LCB's success further motivates improvements in soft-value function estimation and opens opportunities for prompt-conditioned, task-adaptive reward modeling. The empirical coverage results indicate that state-dependent adaptive baselines suffice for most practical generative tasks, where global upper bounds would be prohibitively loose.
Future Directions
The development of LCBs suggests several avenues in both inference-time alignment and reward-guided generation:
Extension to prompt-conditioned rewards: Training value and baseline networks conditioned on prompt/context could yield universal alignment modules transferable across tasks.
Robust reward design and adversarial safeguards: Frameworks for controlled baseline learning could help mitigate risk from pathological or adversarial reward functions in model alignment.

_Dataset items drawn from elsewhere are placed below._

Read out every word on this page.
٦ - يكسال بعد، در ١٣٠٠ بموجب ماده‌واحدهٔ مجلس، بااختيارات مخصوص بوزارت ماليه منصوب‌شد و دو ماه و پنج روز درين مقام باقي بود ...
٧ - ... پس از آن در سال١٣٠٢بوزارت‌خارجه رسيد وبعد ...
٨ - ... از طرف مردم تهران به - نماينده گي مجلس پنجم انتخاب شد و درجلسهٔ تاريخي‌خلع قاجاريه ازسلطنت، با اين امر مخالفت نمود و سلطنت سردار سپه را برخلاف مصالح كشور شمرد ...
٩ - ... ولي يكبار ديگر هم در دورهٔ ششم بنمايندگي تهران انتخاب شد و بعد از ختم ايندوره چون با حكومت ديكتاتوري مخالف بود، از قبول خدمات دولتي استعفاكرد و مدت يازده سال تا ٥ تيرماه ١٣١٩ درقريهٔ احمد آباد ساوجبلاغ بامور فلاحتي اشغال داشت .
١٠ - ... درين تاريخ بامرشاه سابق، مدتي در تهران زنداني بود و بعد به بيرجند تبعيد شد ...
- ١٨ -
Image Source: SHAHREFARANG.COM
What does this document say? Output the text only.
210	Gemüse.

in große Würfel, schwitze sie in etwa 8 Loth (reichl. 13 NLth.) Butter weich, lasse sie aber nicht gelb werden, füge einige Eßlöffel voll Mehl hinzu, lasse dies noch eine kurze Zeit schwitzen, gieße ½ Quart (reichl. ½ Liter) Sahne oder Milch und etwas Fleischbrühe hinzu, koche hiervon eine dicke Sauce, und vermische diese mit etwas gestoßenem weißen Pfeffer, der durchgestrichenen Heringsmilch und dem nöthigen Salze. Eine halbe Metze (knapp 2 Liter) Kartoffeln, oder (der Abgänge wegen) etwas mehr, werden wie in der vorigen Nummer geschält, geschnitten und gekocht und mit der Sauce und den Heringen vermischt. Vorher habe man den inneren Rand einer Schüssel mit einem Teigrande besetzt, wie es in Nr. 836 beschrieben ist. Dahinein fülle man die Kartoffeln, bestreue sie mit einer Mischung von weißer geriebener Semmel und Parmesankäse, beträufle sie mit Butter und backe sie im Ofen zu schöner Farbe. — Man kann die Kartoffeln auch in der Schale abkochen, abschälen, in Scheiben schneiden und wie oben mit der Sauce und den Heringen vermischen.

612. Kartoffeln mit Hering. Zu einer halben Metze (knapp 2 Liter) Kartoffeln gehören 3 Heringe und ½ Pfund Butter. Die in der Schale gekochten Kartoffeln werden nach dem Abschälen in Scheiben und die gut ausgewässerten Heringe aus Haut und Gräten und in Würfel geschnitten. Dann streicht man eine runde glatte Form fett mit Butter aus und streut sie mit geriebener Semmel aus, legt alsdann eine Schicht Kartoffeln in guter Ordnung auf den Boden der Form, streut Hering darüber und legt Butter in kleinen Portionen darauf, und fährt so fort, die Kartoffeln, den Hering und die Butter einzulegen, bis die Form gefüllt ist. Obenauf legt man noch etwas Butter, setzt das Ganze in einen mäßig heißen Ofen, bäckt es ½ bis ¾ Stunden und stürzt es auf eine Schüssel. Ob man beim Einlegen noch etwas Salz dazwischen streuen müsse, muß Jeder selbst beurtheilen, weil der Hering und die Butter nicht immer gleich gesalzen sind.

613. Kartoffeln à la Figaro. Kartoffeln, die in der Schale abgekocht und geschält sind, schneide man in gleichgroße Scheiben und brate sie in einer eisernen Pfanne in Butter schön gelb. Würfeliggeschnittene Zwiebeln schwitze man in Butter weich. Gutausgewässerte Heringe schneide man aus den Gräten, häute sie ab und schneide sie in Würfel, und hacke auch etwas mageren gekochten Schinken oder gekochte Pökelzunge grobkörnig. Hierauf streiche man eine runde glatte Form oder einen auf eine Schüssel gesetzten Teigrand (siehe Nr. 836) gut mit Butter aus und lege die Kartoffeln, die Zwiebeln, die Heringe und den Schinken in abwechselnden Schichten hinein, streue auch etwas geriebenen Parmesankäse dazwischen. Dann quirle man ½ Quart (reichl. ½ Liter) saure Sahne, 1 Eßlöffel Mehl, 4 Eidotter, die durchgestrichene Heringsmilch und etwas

Integration with discrete/continuous generative settings: LCBs' architectural agnosticism offers compatibility with new diffusion and autoregressive regimes, subject to further exploration in high-dimensional, multimodal domains.
Conclusion
Learnable Chernoff Baselines offer a provably efficient, adaptive mechanism for inference-time reward-guided alignment in generative models, achieving near-ideal distributional fidelity at a fraction of the proposal complexity of prior methods. By leveraging tight moment-generating bounds and empirical baseline fitting, LCBs enable scalable, accurate, and practical alignment—optimally balancing compute and approximation budgets—with broad applicability to both language and vision generative systems.